El presidente y su equipo han adoptado decisiones inteligentes y valientes. Adquirieron las vacunas disponibles a tiempo, proporcionaron apoyo al sistema de salud y realizaron una labor eficiente para garantizar el acceso a servicios en medio de la mayor incertidumbre, y con la guerra contra los precios altos el gobierno tomó medidas difíciles, como las de subvencionar los precios de los combustibles, y ahora eliminar los aranceles a una lista específica de productos alimenticios. La perspectiva es que el mundo sufra como nunca antes una hambruna que podría matar a millones de personas.

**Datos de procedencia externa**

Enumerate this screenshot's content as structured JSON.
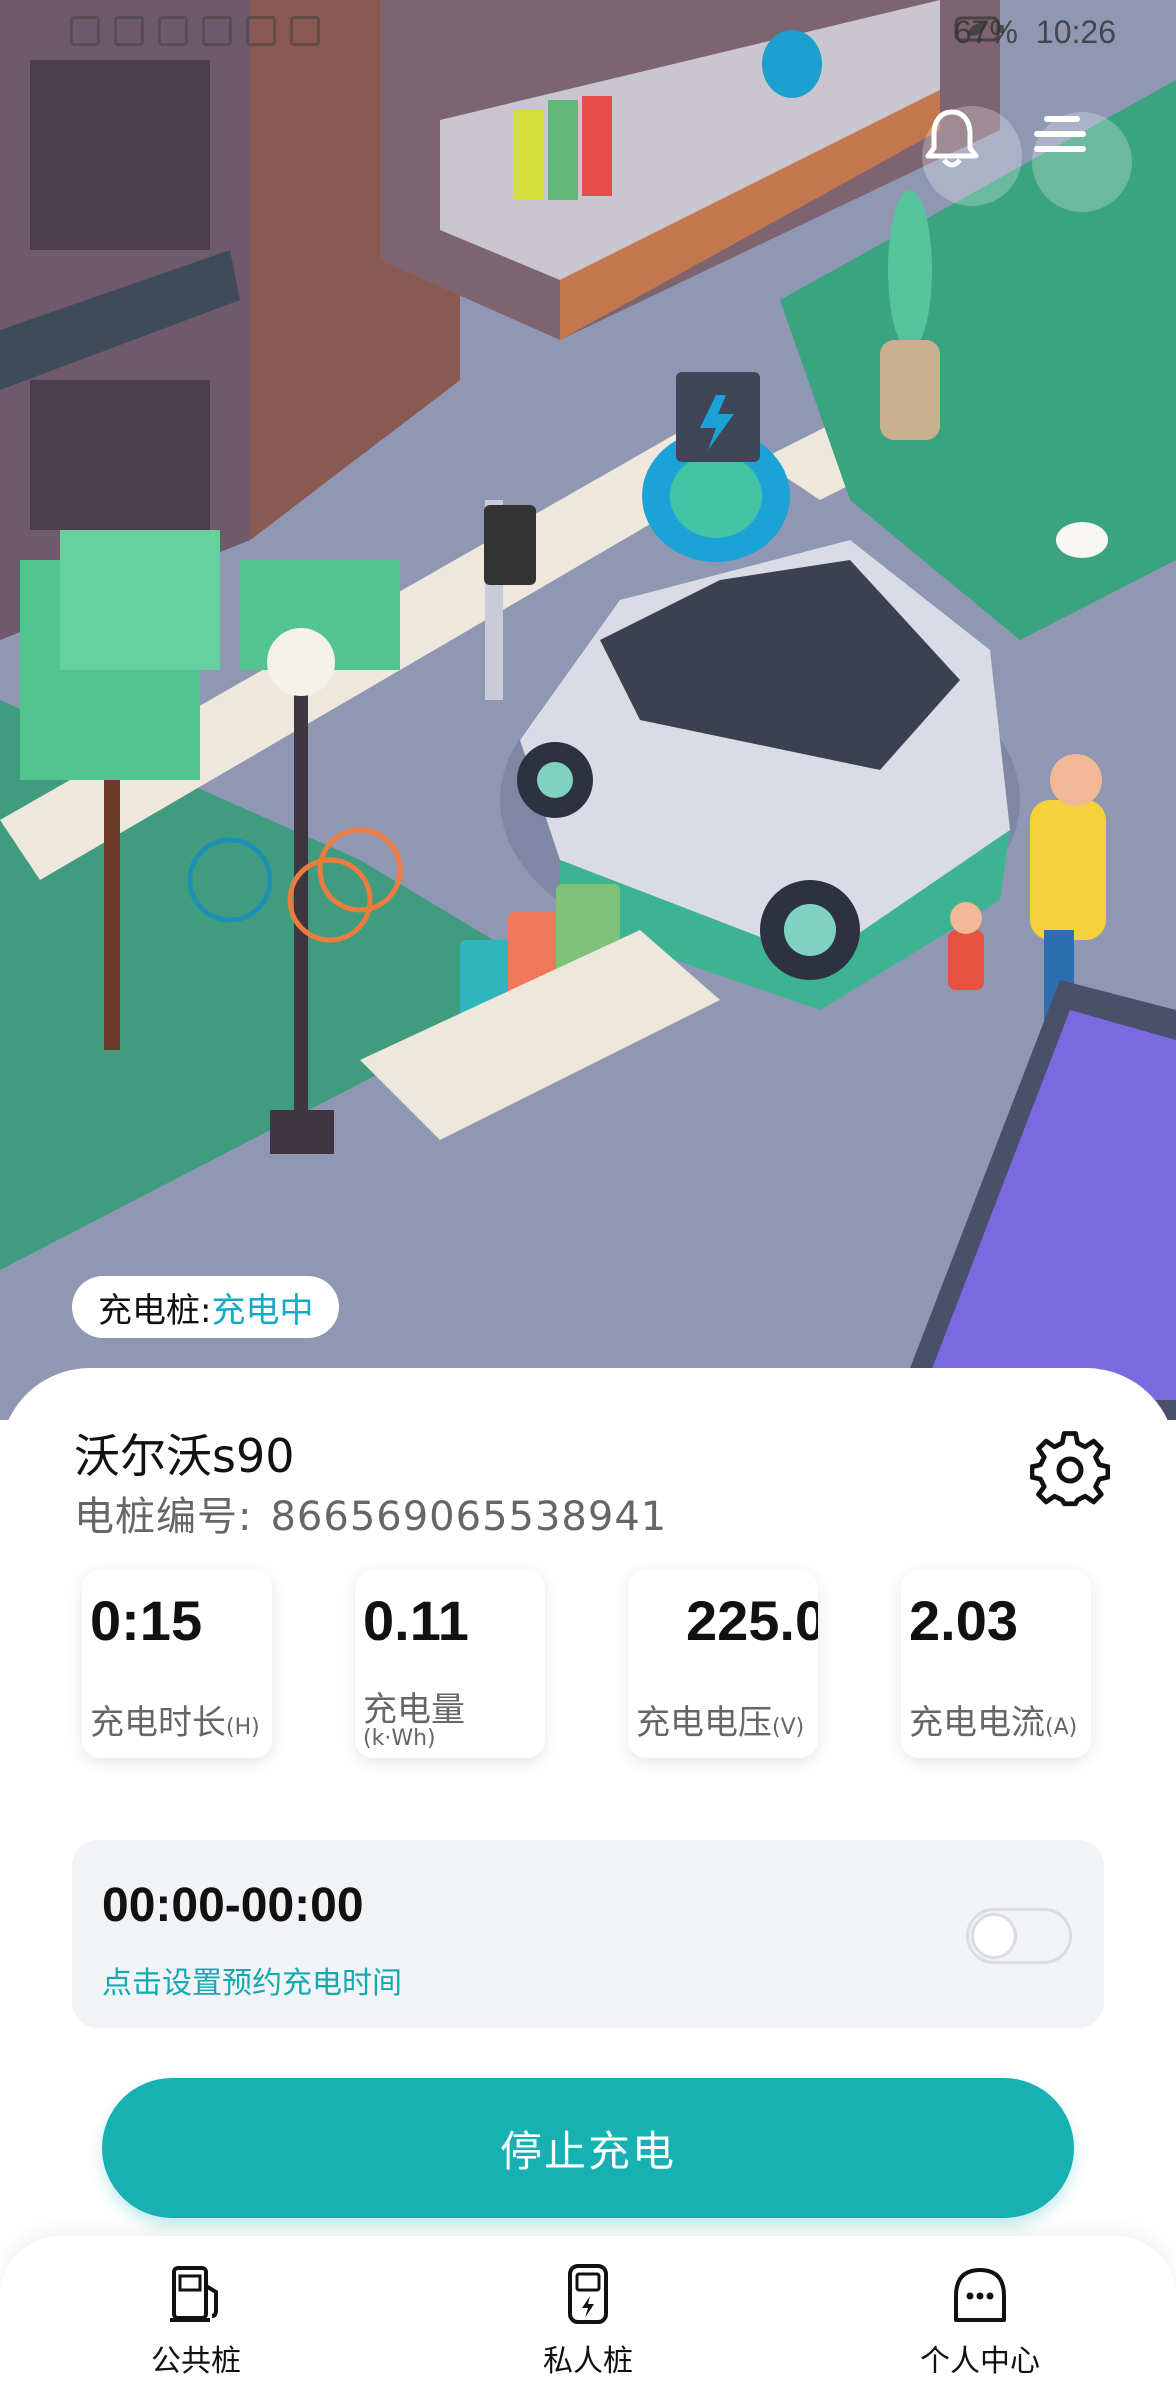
{
  "status_bar": {
    "battery": "67%",
    "time": "10:26"
  },
  "header": {
    "bell_icon": "bell-icon",
    "menu_icon": "menu-icon"
  },
  "chip": {
    "label": "充电桩:",
    "value": "充电中"
  },
  "vehicle": {
    "name": "沃尔沃s90",
    "pile_label": "电桩编号:",
    "pile_number": "866569065538941",
    "settings_icon": "gear-icon"
  },
  "stats": [
    {
      "value": "0:15",
      "label": "充电时长",
      "unit": "(H)"
    },
    {
      "value": "0.11",
      "label": "充电量",
      "unit": "(k·Wh)"
    },
    {
      "value": "225.0",
      "label": "充电电压",
      "unit": "(V)"
    },
    {
      "value": "2.03",
      "label": "充电电流",
      "unit": "(A)"
    }
  ],
  "schedule": {
    "time": "00:00-00:00",
    "hint": "点击设置预约充电时间",
    "toggle_on": false
  },
  "stop_button": "停止充电",
  "tabs": [
    {
      "label": "公共桩",
      "icon": "charging-pile-icon"
    },
    {
      "label": "私人桩",
      "icon": "private-charger-icon"
    },
    {
      "label": "个人中心",
      "icon": "profile-icon"
    }
  ],
  "colors": {
    "accent": "#18b1b3",
    "status_text": "#14a9c9"
  }
}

¿Y la capacidad de la economía dominicana para resistir los embates del mundo en convulsión? ¿Será posible mantener los subsidios, mantener los programas sociales que el gobierno ha aumentado?
Nadie lo sabe. Estamos en una democracia débil, con una población que marca sus preferencias con el estómago, y con unos aspirantes a repetir en la presidencia que no tienen parangón en sus aspiraciones. Cualquier cosa puede pasar. Sin embargo, una aspiración es incuestionable: No podemos retroceder al pasado. Bajo ninguna circunstancia. Se entiende que ese es un camino cerrado.